Sebastian Warda (Lechia Tomaszów Mazowiecki)
Wielu trenerów chciałoby mieć w swojej drużynie tak dobrze punktującego zawodnika w elemencie bloku. Podczas sobotniego meczu z MKS-em Będzin, Warda zapisał na swoim koncie aż 6 punktowych bloków. Do tego atakiem zdobył 6 oczek i jeden zagrywką. Łącznie dla Lechii w tym zwycięskim starciu zdobył 13 punktów.
Przyjmujący
Marcel Hendzelewski (Lechia Tomaszów Mazowiecki)
Coraz lepiej na pierwszoligowych parkietach spisuje się Marcel Hendzelewski. Ten niespełna 20-letni przyjmujący z meczu na mecz prezentuje coraz lepszą formę. Przeciwko drużynie z Będzina sam zdobył 22 punkty - 19 atakiem, notujący przy tym aż 70% skuteczności w ataku i do tego 1 blokiem i 2 zagrywką. Absolutnie nie było żadnym zaskoczeniem, że na zakończenie sobotniego meczu komisarz zawodów właśnie Hendzelewskiemu wręczył nagrodę MVP. Wspomniany zawodnik miał naprawdę sporo pracy w przyjęciu. Przyjął 26 piłek i utrzymał przyjęcie na poziomie 46% pozytywnego i 12% prefekcyjnego.

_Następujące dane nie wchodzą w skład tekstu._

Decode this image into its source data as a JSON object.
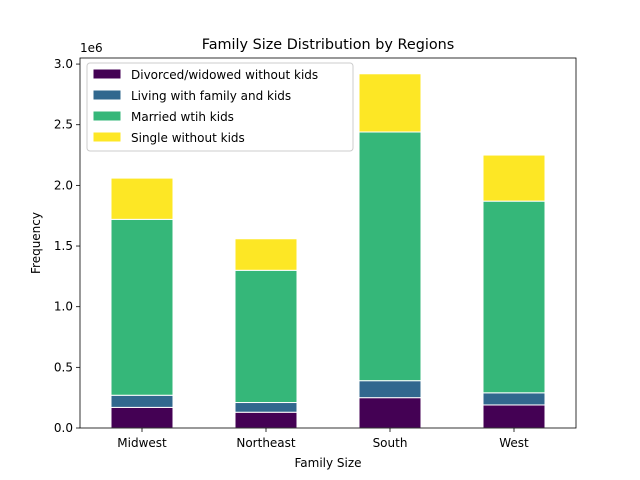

Janusz Górski (KKS Mickiewicz Kluczbork)
W sobotnie popołudnie o dobre przyjęcie w szeregach KKS Mickiewicz zadbał Janusz Górski. Nowosolanie właśnie na tego zawodnika najczęściej serwowali, bo aż 26 razy. Co ważne, Górski w tym elemencie nie popełnił ani jednego błędu. Poza dobrym przyjęciem zawodnik utrzymał również dobry poziom ataku, bo 52% pozytwynego, zdobywając łącznie 21 punktów - 15 atakiem, 4 blokiem i 2 zagrywką. Nie było wielkim zaskoczeniem, że właśnie Górski otrzymał na koniec spotkania w Nowej Soli nagrodę MVP.
Libero
Szymon Biniek (BBTS Bielsko-Biała)
O stabilność przyjęcia w szergach drużyny BBTS dba od początku sezonu Szymon Biniek. W pierwszym meczu Nowego Roku libero zaprezentował się bardzo dobrze w starciu przeciwko MCKiS Jaworzno. Przyjął 16 piłek i zakończył spotkanie z 56% skutecznością w ataku.